Far less dramatic was the treatment of a starting salary for EMTs which went from $35,254 to $39,386.
Glenn Corbett, an assistant professor of Fire Science at John Jay College of Criminal Justice, believes the time for parity for the EMS workforce is long overdue. “You are talking about the substantial risks involved for them when they are encountering people on the street in very bad conditions,” he said in a phone interview back in 2017. “It’s one thing to be in a hospital setting with security guards all around, but it’s very different encountering people on the street in what can be very dynamic situations.”
“We are underpaid, understaffed, and underappreciated and you wonder why the results of that are negative?” Grecco asked rhetorically. The EMS union vice president said that most of his members had five years or less on the job.

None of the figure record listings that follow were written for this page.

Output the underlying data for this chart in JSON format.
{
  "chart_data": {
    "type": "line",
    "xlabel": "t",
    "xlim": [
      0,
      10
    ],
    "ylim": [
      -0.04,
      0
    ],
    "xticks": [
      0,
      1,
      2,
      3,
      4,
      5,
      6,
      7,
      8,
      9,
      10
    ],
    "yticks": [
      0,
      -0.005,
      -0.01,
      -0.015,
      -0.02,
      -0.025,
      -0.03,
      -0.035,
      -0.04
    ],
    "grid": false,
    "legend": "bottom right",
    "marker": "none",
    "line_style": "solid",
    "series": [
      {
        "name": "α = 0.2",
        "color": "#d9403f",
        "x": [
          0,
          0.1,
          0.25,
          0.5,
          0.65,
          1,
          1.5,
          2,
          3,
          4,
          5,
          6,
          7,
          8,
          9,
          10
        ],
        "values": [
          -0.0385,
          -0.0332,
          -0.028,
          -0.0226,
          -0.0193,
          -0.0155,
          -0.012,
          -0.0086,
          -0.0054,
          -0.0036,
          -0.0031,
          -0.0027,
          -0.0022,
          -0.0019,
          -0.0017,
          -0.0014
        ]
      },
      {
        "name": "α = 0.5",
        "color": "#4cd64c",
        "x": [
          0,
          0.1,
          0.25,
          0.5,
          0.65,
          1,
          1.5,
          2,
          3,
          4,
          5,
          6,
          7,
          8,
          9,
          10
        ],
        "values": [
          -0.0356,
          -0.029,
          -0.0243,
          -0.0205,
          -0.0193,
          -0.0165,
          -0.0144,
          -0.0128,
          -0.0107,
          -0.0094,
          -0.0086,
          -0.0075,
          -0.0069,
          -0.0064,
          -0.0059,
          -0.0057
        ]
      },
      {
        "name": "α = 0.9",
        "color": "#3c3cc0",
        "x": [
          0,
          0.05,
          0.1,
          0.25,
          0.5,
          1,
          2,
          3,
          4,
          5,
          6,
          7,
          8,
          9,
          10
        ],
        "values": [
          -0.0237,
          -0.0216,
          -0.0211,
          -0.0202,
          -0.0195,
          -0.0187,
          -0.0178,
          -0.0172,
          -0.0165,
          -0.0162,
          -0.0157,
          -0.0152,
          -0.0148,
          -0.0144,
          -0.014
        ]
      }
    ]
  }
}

A multi-year study by medical researchers at the University of Pennsylvania looked at ambulance runs in Mississippi from 1991 to 2005 and included 120,000 heart-related EMS runs and flagged six years as the sweet spot for street medics. They concluded that “paramedic tenure and cumulative experience is associated with better EMS performance."

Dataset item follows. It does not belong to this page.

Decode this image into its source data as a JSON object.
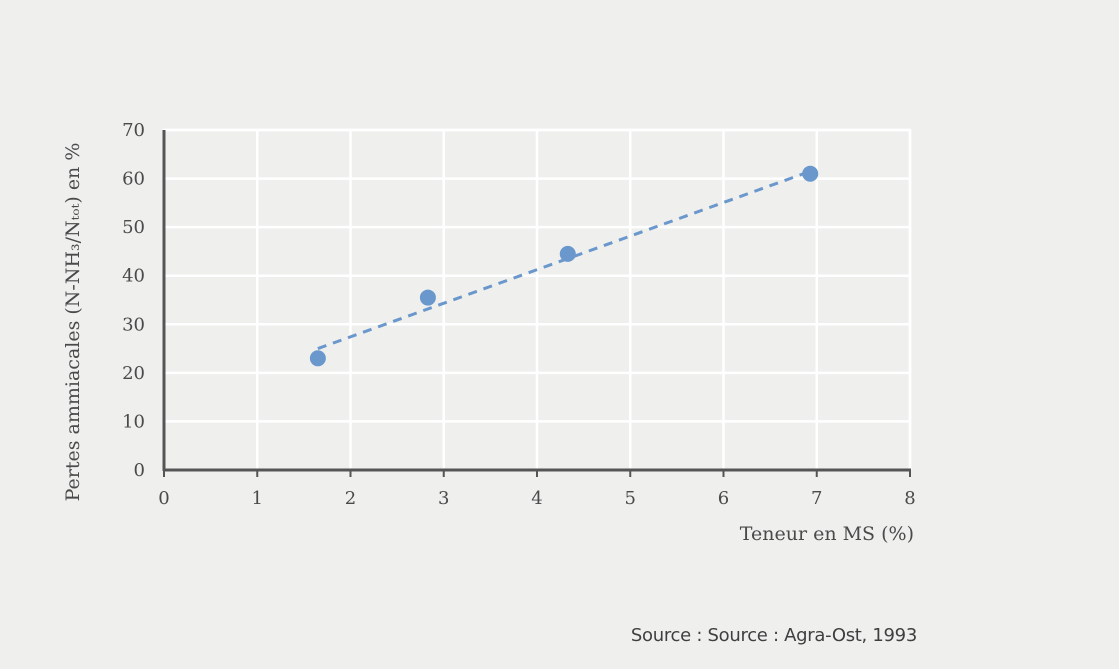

They noted that the more experienced EMTs were, the quicker they stabilized patients in the field, which “reduced total out-of-hospital time and on-scene time…furthermore, the experience was more strongly associated with performance among paramedics with more than six years of service.”
EMS union officials told Work-Bites they were concerned about pending City Council legislation to retroactively extend the chance to 324 FDNY EMS members who in 2020 were not permitted to take the firefighter exam because it was canceled and they subsequently aged out of the FDNY’s 29-year-old age limit.
Council Member Joann Ariola (R-Dist. 32 Queens) is chair of the Committee on Fire and Emergency Management and supports the measure she said corrects the “disenfranchisement” of the FDNY EMS members that were aged out of the crucial exam that can mean much higher pay and superior benefits.
But Ariola agreed with the EMS union leadership that the time was long overdue for pay parity between the FDNY’s firefighters and EMS workforce.
“It is only right — yet as it is now, they are unable to support a family just on an EMS salary and it is below all of the other members of our other emergency services,” Ariola told Work-Bites. “They should have pay parity so that it can become a career choice because many of them would remain EMTs or paramedics but it’s this income issue that pushes them to the firefighter test.”